Gut feeling: Exploring the gut-brain axis

How does the bacteria in your gut act like a 'second brain'?

Scientists are only just beginning to understand the impact your microbiome can have on your brain

We all know that our mood and behaviour is controlled by the brain, but are we overlooking another important aspect of our neurobiology? There is an increasing amount of evidence to suggest that the activity of bacteria in your gut can significantly affect your brain. This relationship is called the gut-brain axis, and while its exact mechanisms and significance haven’t been fully figured out, it is thought that the microbes colonising your digestive tract are responsible for complex interactions between your digestive system and the nervous, endocrine and immune systems.

Your intestines are filled with bacteria. When you think of bacteria you probably think of the germs that make you sick, but we actually have a lot to thank these tiny microorganisms for. We rely on ‘good’ bacteria to help break down food, produce vital nutrients and defend us against harmful bacteria. But this could just be the tip of the iceberg. Scientists speculate that gut microbes can send signals to the brain via three different methods.

A study involving gut microbe transplants between mice found that certain behavioural traits were also transferred, ie a previously shy mouse would explore more after receiving transplants of bacteria from a more adventurous mouse

The first involves bacteria releasing neurotransmitters (chemicals that help to transmit nerve impulses) to trigger the neurons in your digestive tract, which in turn send signals to your brain via the vagus nerve. Some studies have shown that certain species of gut bacteria can produce serotonin, an important neurotransmitter that plays a role in regulating your appetite and mood. 

A second proposed method is that microbes in the gut produce molecules called metabolites as by-products when they break down our food. These metabolites can stimulate an increase in the production of neurotransmitters by cells that line the gut (epithelial cells), which activate the vagus nerve. For example, a recent study found that some gut microbes can produce the fatty acids butyrate and tyramine, which promote the production of serotonin by certain cells. 

The third hypothesis is that gut bacteria can influence the brain indirectly by triggering the immune system.
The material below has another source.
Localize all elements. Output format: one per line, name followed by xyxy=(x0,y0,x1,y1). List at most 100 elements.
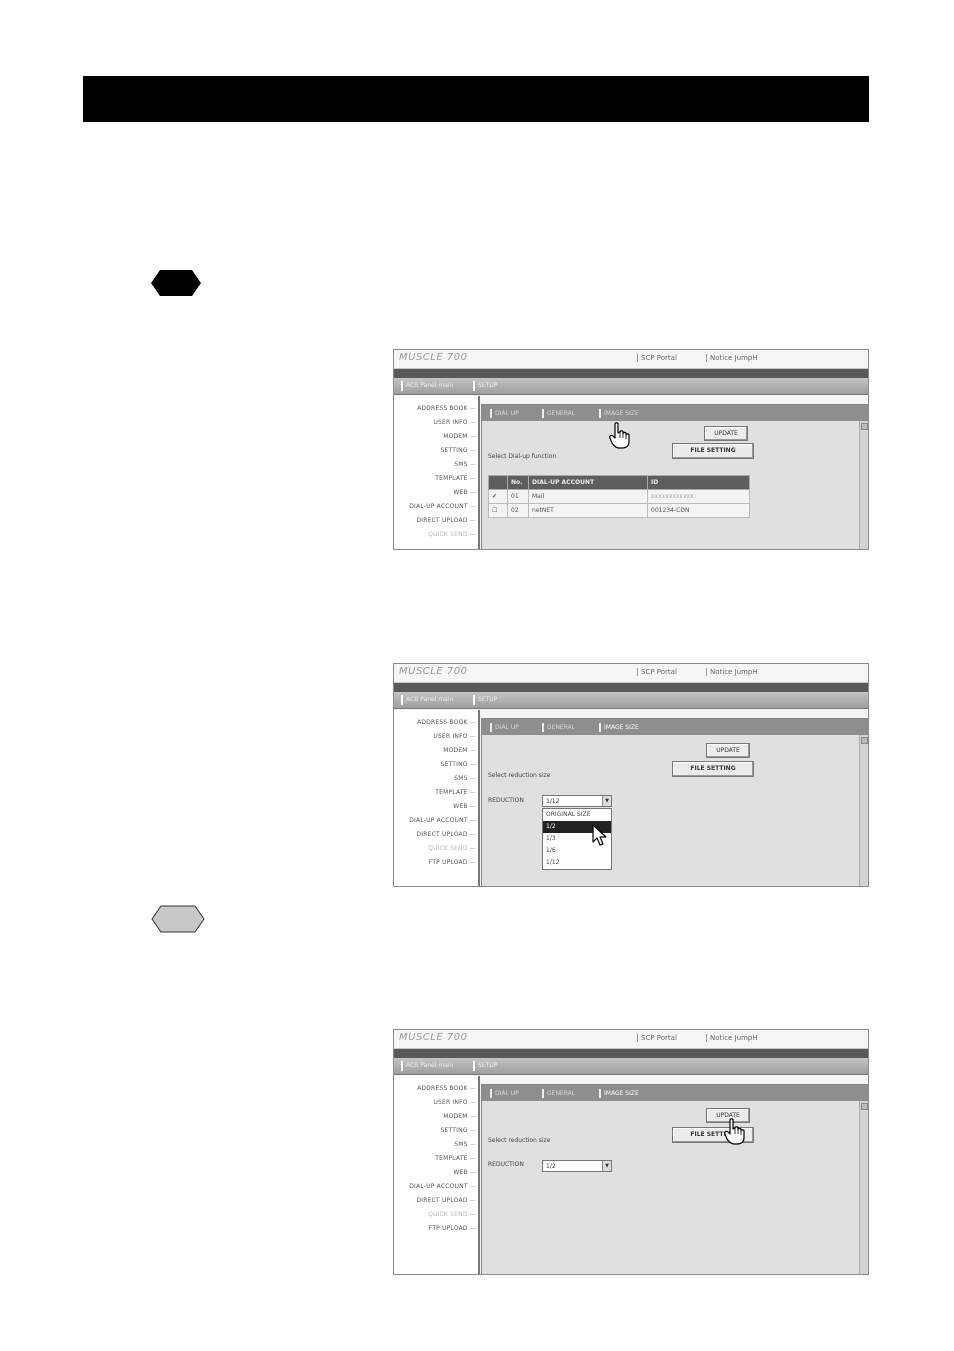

Gut bacteria can stimulate immune cells to produce small proteins called cytokines, which travel through the bloodstream to the brain. It is thought that these proteins can influence the development and activity of microglia (the brain’s immune cells), which are responsible for removing damaged cells at an injury site. Researchers believe microglia also play a role in the regulation of appetite and  metabolism.

Although there are few human studies at the moment, animal studies have linked the activity of gut bacteria to a variety of conditions, including Parkinson’s disease, obesity,
depression, anxiety, schizophrenia and cardiovascular disease, and they may also cause
certain types of strokes. While much more research will be needed to further investigate these initial findings, if links are confirmed it could revolutionise how we treat certain neurological disorders. Perhaps in the future doctors will be prescribing probiotic diets to supplement treatments.